Radiation therapy inhibits breast cancer brain metastasis by mediating the SHP2 signaling pathway to enhance the cGAS/Sting signaling pathway

Abstract

Abstract Objective To explore the molecular mechanisms of radiation therapy's effect on brain metastases from breast cancer. Methods The impact of radiation therapy on brain metastatic breast cancer cells was detected using H&E staining, CT scans, and MRI image fusion; the effect of radiation therapy with hippocampal avoidance on cognitive function and treatment efficacy in patients was evaluated; mice with brain metastasis from breast cancer were divided into control and radiation therapy groups, western blotting was conducted to examine the effects on SHP2, endoplasmic reticulum stress, mitochondrial autophagy, and apoptosis-related proteins; CCK-8 assay and colony formation experiments were used to evaluate the effect of radiation therapy on the proliferative capacity of breast cancer, and xenograft tumor models in nude mice were used to assess the impact of radiation therapy on breast cancer progression. Results The hippocampus protection group could mitigate the metastasis of breast cancer cells and the pressure on the hippocampus, improving cognitive functions and effectiveness of the treatment.
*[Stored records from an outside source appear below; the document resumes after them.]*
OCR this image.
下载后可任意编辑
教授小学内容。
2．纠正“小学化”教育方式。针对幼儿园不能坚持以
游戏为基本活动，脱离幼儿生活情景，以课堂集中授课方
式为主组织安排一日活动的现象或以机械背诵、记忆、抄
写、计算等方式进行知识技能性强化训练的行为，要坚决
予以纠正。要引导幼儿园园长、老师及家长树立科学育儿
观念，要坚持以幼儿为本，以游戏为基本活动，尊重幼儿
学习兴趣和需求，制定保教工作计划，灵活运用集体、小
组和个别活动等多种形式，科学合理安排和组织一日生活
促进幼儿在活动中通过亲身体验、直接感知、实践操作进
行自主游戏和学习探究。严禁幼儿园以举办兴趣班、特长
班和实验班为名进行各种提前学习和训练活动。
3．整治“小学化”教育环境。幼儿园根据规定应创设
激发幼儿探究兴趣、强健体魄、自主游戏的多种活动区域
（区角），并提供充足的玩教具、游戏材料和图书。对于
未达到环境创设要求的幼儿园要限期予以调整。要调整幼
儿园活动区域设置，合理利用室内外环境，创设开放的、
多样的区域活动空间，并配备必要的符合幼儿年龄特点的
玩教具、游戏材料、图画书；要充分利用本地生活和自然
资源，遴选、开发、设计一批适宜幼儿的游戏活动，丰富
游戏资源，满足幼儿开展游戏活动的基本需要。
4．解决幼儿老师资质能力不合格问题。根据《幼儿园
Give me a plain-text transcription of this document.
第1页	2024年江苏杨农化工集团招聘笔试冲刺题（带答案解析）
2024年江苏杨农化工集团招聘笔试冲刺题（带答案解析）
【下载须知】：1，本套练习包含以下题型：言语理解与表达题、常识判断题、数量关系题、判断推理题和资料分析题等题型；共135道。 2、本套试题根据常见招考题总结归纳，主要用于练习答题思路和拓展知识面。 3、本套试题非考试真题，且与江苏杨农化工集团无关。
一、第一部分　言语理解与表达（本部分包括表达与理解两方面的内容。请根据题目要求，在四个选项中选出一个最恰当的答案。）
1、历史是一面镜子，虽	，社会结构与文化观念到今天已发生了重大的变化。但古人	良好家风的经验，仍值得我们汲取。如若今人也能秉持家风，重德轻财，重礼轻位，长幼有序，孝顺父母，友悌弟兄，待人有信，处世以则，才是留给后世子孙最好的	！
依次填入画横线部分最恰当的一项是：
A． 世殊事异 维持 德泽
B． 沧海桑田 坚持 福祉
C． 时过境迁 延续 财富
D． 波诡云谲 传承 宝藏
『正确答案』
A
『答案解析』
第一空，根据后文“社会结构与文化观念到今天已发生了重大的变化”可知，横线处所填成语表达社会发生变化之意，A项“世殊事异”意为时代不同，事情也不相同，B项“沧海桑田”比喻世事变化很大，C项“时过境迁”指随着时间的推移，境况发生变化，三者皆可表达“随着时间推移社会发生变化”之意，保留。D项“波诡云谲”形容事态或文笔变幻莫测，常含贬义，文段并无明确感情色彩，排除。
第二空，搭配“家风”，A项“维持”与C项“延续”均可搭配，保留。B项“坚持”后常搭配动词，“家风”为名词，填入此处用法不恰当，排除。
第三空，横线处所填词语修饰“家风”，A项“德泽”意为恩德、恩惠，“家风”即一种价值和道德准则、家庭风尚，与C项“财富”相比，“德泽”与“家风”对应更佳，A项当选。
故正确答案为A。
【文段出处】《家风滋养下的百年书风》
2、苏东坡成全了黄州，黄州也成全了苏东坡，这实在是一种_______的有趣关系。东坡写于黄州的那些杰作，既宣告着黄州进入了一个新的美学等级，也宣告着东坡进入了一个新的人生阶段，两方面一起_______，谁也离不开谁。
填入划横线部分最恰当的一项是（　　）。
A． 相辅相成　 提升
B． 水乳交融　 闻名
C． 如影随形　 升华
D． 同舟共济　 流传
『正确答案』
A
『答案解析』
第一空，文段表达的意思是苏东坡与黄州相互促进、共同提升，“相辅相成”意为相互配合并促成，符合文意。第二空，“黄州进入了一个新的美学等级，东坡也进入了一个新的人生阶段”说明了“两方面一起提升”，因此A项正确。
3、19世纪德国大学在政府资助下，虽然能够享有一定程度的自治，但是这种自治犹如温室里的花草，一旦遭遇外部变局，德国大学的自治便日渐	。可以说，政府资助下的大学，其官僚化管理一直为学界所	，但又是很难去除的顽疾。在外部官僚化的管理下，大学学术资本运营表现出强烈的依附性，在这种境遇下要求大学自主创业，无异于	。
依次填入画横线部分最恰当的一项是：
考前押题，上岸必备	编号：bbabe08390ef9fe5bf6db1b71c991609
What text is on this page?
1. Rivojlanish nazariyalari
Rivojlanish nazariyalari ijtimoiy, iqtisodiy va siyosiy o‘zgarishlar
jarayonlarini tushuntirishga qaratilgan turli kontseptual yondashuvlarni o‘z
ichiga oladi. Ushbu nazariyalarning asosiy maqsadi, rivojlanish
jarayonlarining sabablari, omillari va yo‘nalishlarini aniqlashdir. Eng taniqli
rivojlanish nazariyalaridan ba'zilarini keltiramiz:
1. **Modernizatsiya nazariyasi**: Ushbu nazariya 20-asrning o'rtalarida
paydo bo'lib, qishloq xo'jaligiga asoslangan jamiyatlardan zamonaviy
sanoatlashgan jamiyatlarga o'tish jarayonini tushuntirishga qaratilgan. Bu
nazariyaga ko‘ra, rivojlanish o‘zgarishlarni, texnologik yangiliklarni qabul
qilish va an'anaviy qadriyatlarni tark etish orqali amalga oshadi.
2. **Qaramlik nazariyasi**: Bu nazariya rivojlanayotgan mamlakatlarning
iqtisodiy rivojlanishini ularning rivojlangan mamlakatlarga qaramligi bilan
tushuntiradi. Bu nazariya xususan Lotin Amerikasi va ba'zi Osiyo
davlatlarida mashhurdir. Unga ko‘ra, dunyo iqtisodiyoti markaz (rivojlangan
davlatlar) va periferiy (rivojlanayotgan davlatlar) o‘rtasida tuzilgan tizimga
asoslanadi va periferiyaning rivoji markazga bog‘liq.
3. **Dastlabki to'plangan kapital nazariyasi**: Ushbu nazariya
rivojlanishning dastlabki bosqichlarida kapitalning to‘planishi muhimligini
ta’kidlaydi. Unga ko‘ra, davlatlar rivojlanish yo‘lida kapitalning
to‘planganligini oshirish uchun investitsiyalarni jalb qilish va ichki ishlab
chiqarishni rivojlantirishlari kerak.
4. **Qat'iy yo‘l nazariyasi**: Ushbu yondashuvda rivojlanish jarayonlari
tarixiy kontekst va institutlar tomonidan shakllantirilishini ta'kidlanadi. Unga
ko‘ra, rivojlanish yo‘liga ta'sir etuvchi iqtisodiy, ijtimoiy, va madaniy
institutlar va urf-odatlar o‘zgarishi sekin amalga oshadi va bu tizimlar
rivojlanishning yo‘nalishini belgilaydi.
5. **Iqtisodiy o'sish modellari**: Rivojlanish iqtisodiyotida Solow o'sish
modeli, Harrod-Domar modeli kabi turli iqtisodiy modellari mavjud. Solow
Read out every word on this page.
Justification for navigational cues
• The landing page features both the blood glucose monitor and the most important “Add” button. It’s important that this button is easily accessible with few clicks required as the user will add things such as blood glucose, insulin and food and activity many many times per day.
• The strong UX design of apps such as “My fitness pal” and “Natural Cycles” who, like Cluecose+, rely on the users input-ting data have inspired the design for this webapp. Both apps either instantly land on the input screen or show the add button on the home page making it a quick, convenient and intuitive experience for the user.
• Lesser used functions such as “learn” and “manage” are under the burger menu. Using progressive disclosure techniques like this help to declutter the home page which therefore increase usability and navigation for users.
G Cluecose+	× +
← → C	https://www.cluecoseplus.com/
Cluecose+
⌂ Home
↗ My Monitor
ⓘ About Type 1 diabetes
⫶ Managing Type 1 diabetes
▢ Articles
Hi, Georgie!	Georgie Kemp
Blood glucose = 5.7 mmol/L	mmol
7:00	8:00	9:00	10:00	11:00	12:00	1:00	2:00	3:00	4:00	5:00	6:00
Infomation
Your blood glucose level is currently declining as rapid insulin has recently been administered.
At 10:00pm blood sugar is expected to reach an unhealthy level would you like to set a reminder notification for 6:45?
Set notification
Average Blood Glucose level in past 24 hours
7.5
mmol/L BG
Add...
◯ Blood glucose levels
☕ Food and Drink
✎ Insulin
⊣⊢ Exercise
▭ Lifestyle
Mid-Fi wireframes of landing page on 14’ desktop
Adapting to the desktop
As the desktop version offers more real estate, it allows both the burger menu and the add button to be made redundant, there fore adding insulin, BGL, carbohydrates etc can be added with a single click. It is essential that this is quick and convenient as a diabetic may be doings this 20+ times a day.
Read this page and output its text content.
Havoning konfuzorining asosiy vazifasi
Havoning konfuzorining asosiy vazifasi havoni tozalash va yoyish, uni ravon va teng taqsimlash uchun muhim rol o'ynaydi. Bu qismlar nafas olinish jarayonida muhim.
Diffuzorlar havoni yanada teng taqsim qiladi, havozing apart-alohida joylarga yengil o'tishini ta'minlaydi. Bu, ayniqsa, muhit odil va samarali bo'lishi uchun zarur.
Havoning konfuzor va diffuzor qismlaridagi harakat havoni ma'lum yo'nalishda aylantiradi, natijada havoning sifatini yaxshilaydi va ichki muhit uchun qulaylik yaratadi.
Radiation therapy reduced the pressure of cancer cells on the hippocampus as well as the relative protein expression of p-SHP2, SHP2, and PD-1. In breast cancer cells, radiation therapy could inhibit the expression of p-STAT3, PD-L1, and mitochondrial autophagy-related proteins through SHP2, thereby promoting the expression of endoplasmic reticulum stress and apoptosis-related proteins. Moreover, radiation therapy could suppress the proliferation capacity of breast cancer cells and the progression of breast cancer through SHP2. Conclusion Radiation therapy inhibits the progress of breast cancer brain metastasis by mediating the SHP2 signaling pathway to enhance the cGAS/Sting signaling pathway.